The life cycle of an IPO, or Initial Public Offering, begins with a company's decision to go public. It involves hiring underwriters, registering with regulatory authorities, determining the IPO price, marketing to investors, and the subscription period where investors place orders for shares. After allocation and listing, shares become publicly tradable, and the company enters the secondary market. Ongoing reporting and corporate governance are crucial as the company continues to operate as a publicly-traded entity. The IPO aims to raise capital for growth and provides investors with opportunities to trade shares in the company.
An IPO (Initial Public Offering) is when a private company goes public by selling shares to the public. Investors buy these shares, giving them ownership in the company. It's a way for companies to raise capital and expand. The process involves underwriters, regulatory filings, setting the IPO price, and marketing to investors. After the IPO, shares can be traded on a stock exchange. IPOs offer opportunities and risks, so investors should research and consider carefully.

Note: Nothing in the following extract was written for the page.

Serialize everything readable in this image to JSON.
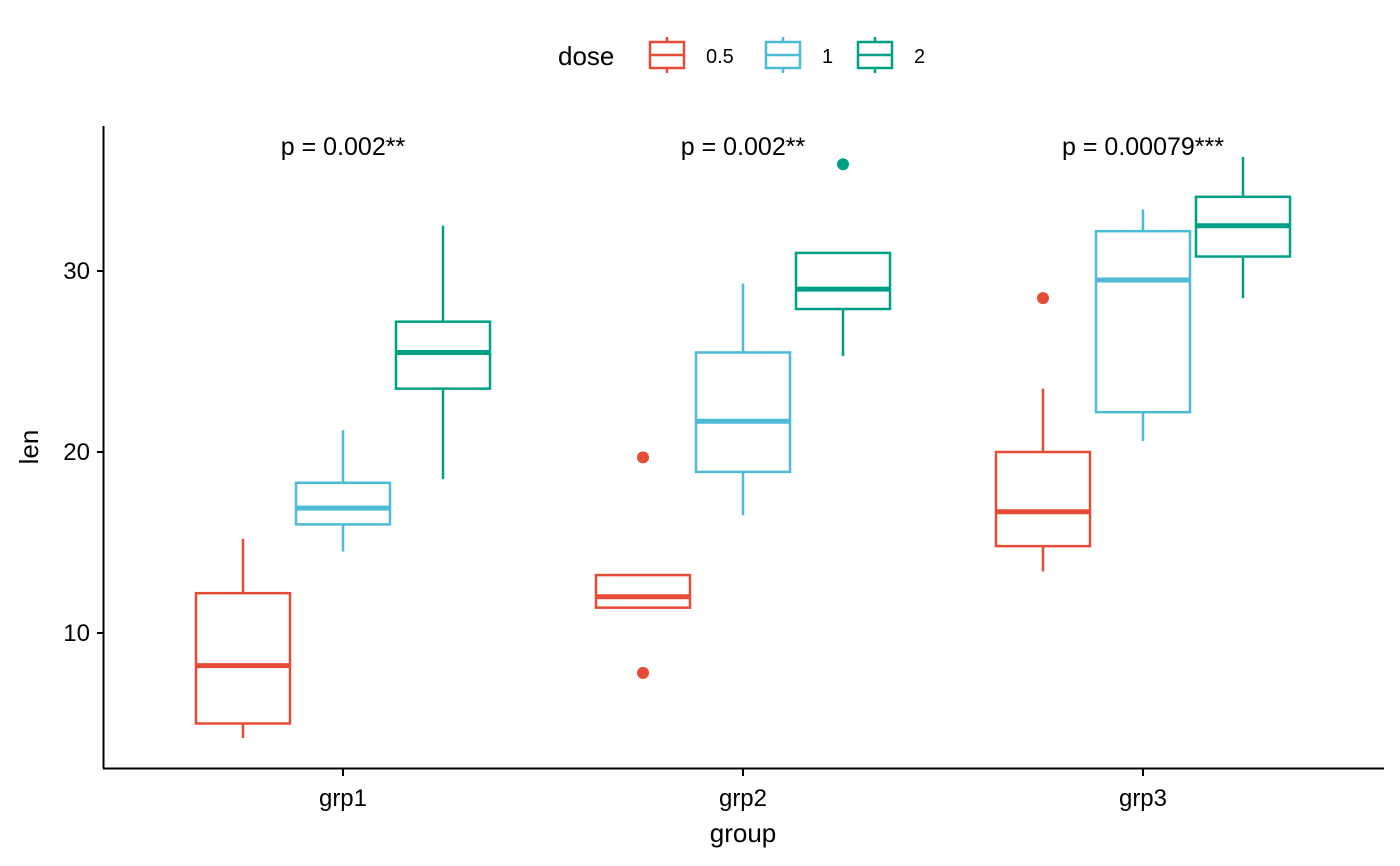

"Upcoming IPOs" refers to initial public offerings that have been announced by private companies but have not yet occurred. These are companies that plan to go public in the near future by issuing shares to the public and listing them on a stock exchange. Investors often keep an eye on upcoming IPOs as they represent opportunities to invest in companies at their early stages of public trading, potentially capturing growth potential. These offerings are typically accompanied by significant media and investor attention as they approach their launch dates.